|The present tool is developed as a part of our broader study focused on investigating the advantages of developing "organism-specific" predictors over the "general" ones to predict protein subcellular localization. To demonstrate this, we perform a systematic study in Arabidopsis thaliana and create an integrative Support Vector Machine-based localization predictor called 'AtSubP' that is based on the combinatorial presence of diverse protein features such as its amino acid composition, sequence-order effects, terminal information, PSSM and the similarity search-based PSI-BLAST information. When used to predict on seven compartments (Chloroplast, Cytoplasm, Golgi apparatus, Mitochondrion, Extracellular, Nucleus, Plasma membrane) through a 5-fold cross-validation test, our hybrid-based best classifier achieves an overall accuracy of 90.95% with a high confidence precision and MCC values of 90.86% and 0.89, respectively. Benchmarking AtSubP on two independent datasets, one from Swiss-Prot and another containing GFP & Mass Spectrometry determined proteins from SUBA and eSLDB databases, shows a significant improvement in the prediction accuracy of 'species-specific' AtSubP over some widely used 'general' tools such as TargetP, LOCtree, PA-SUB, MultiLoc, WoLF PSORT and Plant-PLoc as well as our newly created 'All-Plant' method. As another rigorous testing, the cross-comparison of Arabidopsis-specific classifier on six non-trained eukaryotic organisms (Rice, Soybean, Human, Yeast, Fruit fly, Worm) reveals too inferior predictions.

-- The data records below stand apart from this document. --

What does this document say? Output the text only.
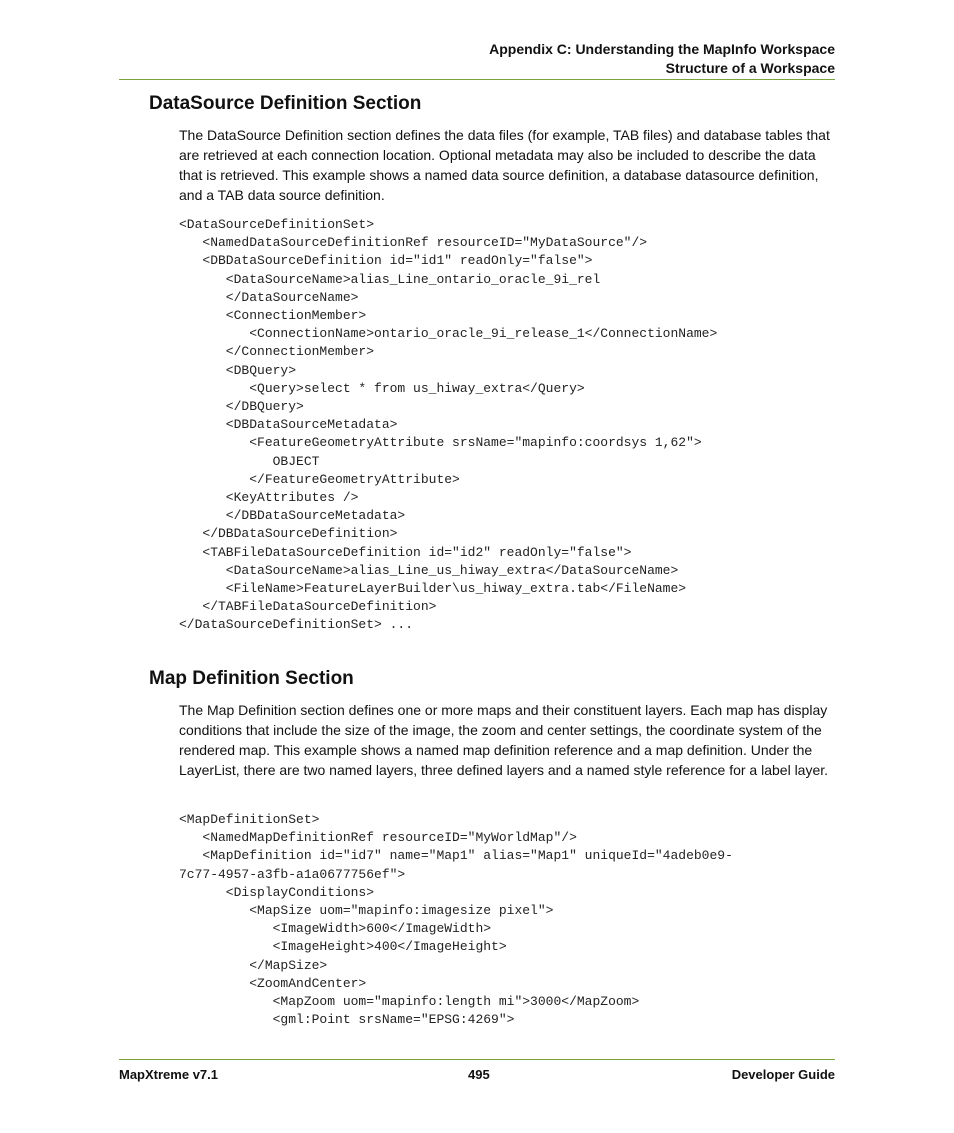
Appendix C: Understanding the MapInfo Workspace
Structure of a Workspace
DataSource Definition Section

The DataSource Definition section defines the data files (for example, TAB files) and database tables that are retrieved at each connection location. Optional metadata may also be included to describe the data that is retrieved. This example shows a named data source definition, a database datasource definition, and a TAB data source definition.

<DataSourceDefinitionSet>
<NamedDataSourceDefinitionRef resourceID="MyDataSource"/>
<DBDataSourceDefinition id="id1" readOnly="false">
<DataSourceName>alias_Line_ontario_oracle_9i_rel
</DataSourceName>
<ConnectionMember>
<ConnectionName>ontario_oracle_9i_release_1</ConnectionName>
</ConnectionMember>
<DBQuery>
<Query>select * from us_hiway_extra</Query>
</DBQuery>
<DBDataSourceMetadata>
<FeatureGeometryAttribute srsName="mapinfo:coordsys 1,62">
OBJECT
</FeatureGeometryAttribute>
<KeyAttributes />
</DBDataSourceMetadata>
</DBDataSourceDefinition>
<TABFileDataSourceDefinition id="id2" readOnly="false">
<DataSourceName>alias_Line_us_hiway_extra</DataSourceName>
<FileName>FeatureLayerBuilder\us_hiway_extra.tab</FileName>
</TABFileDataSourceDefinition>
</DataSourceDefinitionSet> ...
Map Definition Section

The Map Definition section defines one or more maps and their constituent layers. Each map has display conditions that include the size of the image, the zoom and center settings, the coordinate system of the rendered map. This example shows a named map definition reference and a map definition. Under the LayerList, there are two named layers, three defined layers and a named style reference for a label layer.

<MapDefinitionSet>
<NamedMapDefinitionRef resourceID="MyWorldMap"/>
<MapDefinition id="id7" name="Map1" alias="Map1" uniqueId="4adeb0e9-
7c77-4957-a3fb-a1a0677756ef">
<DisplayConditions>
<MapSize uom="mapinfo:imagesize pixel">
<ImageWidth>600</ImageWidth>
<ImageHeight>400</ImageHeight>
</MapSize>
<ZoomAndCenter>
<MapZoom uom="mapinfo:length mi">3000</MapZoom>
<gml:Point srsName="EPSG:4269">
MapXtreme v7.1	495	Developer Guide
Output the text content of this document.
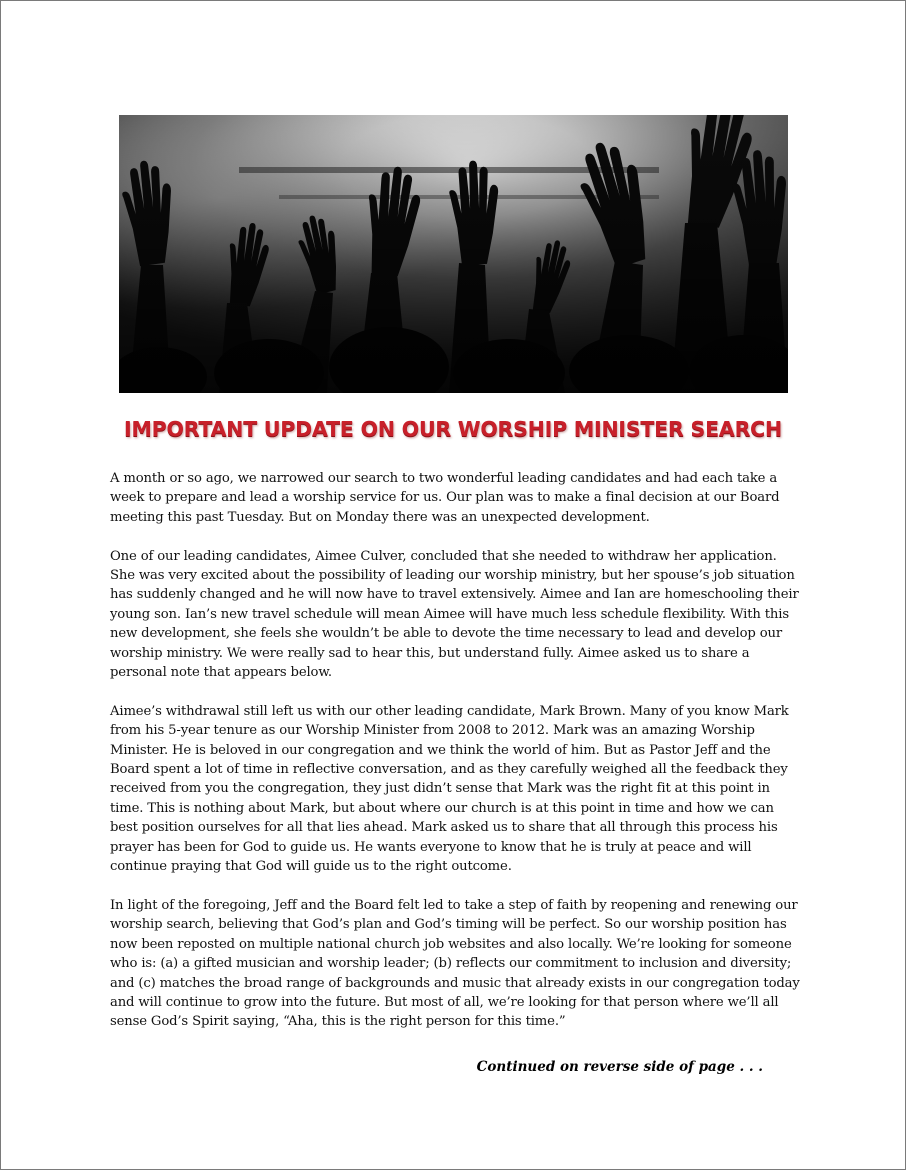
IMPORTANT UPDATE ON OUR WORSHIP MINISTER SEARCH

A month or so ago, we narrowed our search to two wonderful leading candidates and had each take a week to prepare and lead a worship service for us. Our plan was to make a final decision at our Board meeting this past Tuesday. But on Monday there was an unexpected development.

One of our leading candidates, Aimee Culver, concluded that she needed to withdraw her application. She was very excited about the possibility of leading our worship ministry, but her spouse’s job situation has suddenly changed and he will now have to travel extensively. Aimee and Ian are homeschooling their young son. Ian’s new travel schedule will mean Aimee will have much less schedule flexibility. With this new development, she feels she wouldn’t be able to devote the time necessary to lead and develop our worship ministry. We were really sad to hear this, but understand fully. Aimee asked us to share a personal note that appears below.

Aimee’s withdrawal still left us with our other leading candidate, Mark Brown. Many of you know Mark from his 5-year tenure as our Worship Minister from 2008 to 2012. Mark was an amazing Worship Minister. He is beloved in our congregation and we think the world of him. But as Pastor Jeff and the Board spent a lot of time in reflective conversation, and as they carefully weighed all the feedback they received from you the congregation, they just didn’t sense that Mark was the right fit at this point in time. This is nothing about Mark, but about where our church is at this point in time and how we can best position ourselves for all that lies ahead. Mark asked us to share that all through this process his prayer has been for God to guide us. He wants everyone to know that he is truly at peace and will continue praying that God will guide us to the right outcome.

In light of the foregoing, Jeff and the Board felt led to take a step of faith by reopening and renewing our worship search, believing that God’s plan and God’s timing will be perfect. So our worship position has now been reposted on multiple national church job websites and also locally. We’re looking for someone who is: (a) a gifted musician and worship leader; (b) reflects our commitment to inclusion and diversity; and (c) matches the broad range of backgrounds and music that already exists in our congregation today and will continue to grow into the future. But most of all, we’re looking for that person where we’ll all sense God’s Spirit saying, “Aha, this is the right person for this time.”

Continued on reverse side of page . . .
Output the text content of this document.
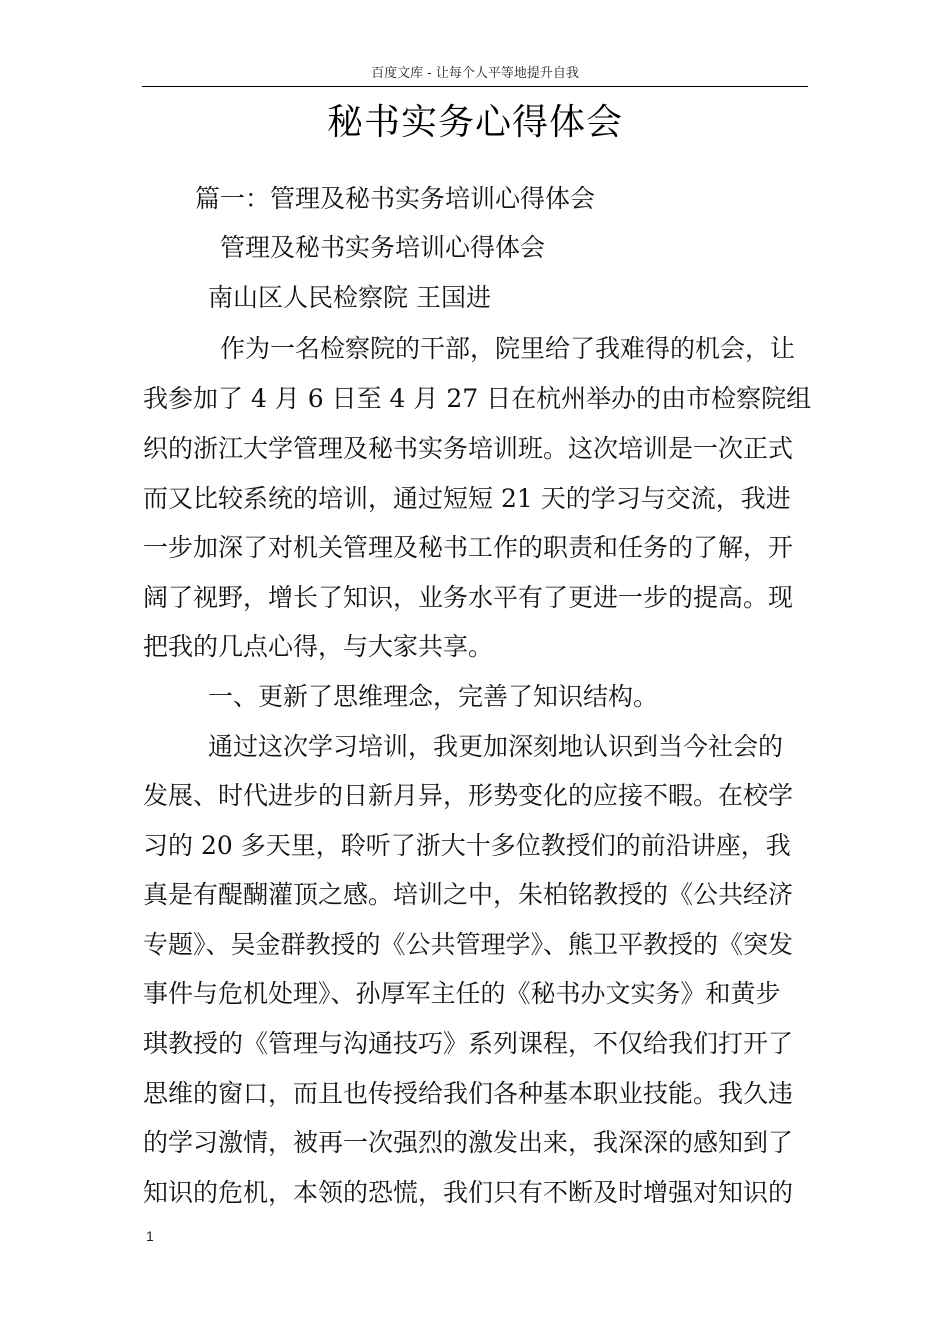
百度文库 - 让每个人平等地提升自我
秘书实务心得体会
篇一：管理及秘书实务培训心得体会
管理及秘书实务培训心得体会
南山区人民检察院 王国进
作为一名检察院的干部，院里给了我难得的机会，让
我参加了 4 月 6 日至 4 月 27 日在杭州举办的由市检察院组
织的浙江大学管理及秘书实务培训班。这次培训是一次正式
而又比较系统的培训，通过短短 21 天的学习与交流，我进
一步加深了对机关管理及秘书工作的职责和任务的了解，开
阔了视野，增长了知识，业务水平有了更进一步的提高。现
把我的几点心得，与大家共享。
一、更新了思维理念，完善了知识结构。
通过这次学习培训，我更加深刻地认识到当今社会的
发展、时代进步的日新月异，形势变化的应接不暇。在校学
习的 20 多天里，聆听了浙大十多位教授们的前沿讲座，我
真是有醍醐灌顶之感。培训之中，朱柏铭教授的《公共经济
专题》、吴金群教授的《公共管理学》、熊卫平教授的《突发
事件与危机处理》、孙厚军主任的《秘书办文实务》和黄步
琪教授的《管理与沟通技巧》系列课程，不仅给我们打开了
思维的窗口，而且也传授给我们各种基本职业技能。我久违
的学习激情，被再一次强烈的激发出来，我深深的感知到了
知识的危机，本领的恐慌，我们只有不断及时增强对知识的
1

Thereby, this comprehensive case study strongly reveals the presence of some 'species-specific' sorting patterns or signals among the individual organisms that are being skipped in the training process while developing 'general' prediction methods. We suggest to actively develop similar genome-specific systems in other organisms to fasten-up their individual proteome annotation process rather than relying on some general prediction tools. Five diverse prediction modules based on various features of a protein sequence have been implemented on the World Wide Web as a dynamic web server 'AtSubP' that provide wider options to the users extracting different features from their query protein sequences e.g. the simple amino acid composition, sequence-order based dipeptide composition, terminal-based information, Position Specific Scoring Matrix (PSSM), similarity-based PSI-BLAST, including our best performing hybrid classifier.
Currently, the TAIR community is actively using TargetP for annotating the complete Arabidopsis proteome (ftp://ftp.arabidopsis.org/home/tair/Proteins/Properties/TargetP_analysis.tair10). However, in our independent comparison on various test datasets, 'AtSubP' shows better accuracy and wider location coverage as compared to 'TargetP'. Therefore, we believe that 'AtSubP' can serve as a better complement to accurately annotate the Arabidopsis thaliana proteome. The complete list of subcellular predictions generated through 'AtSubP' are available under the 'Datasets' section.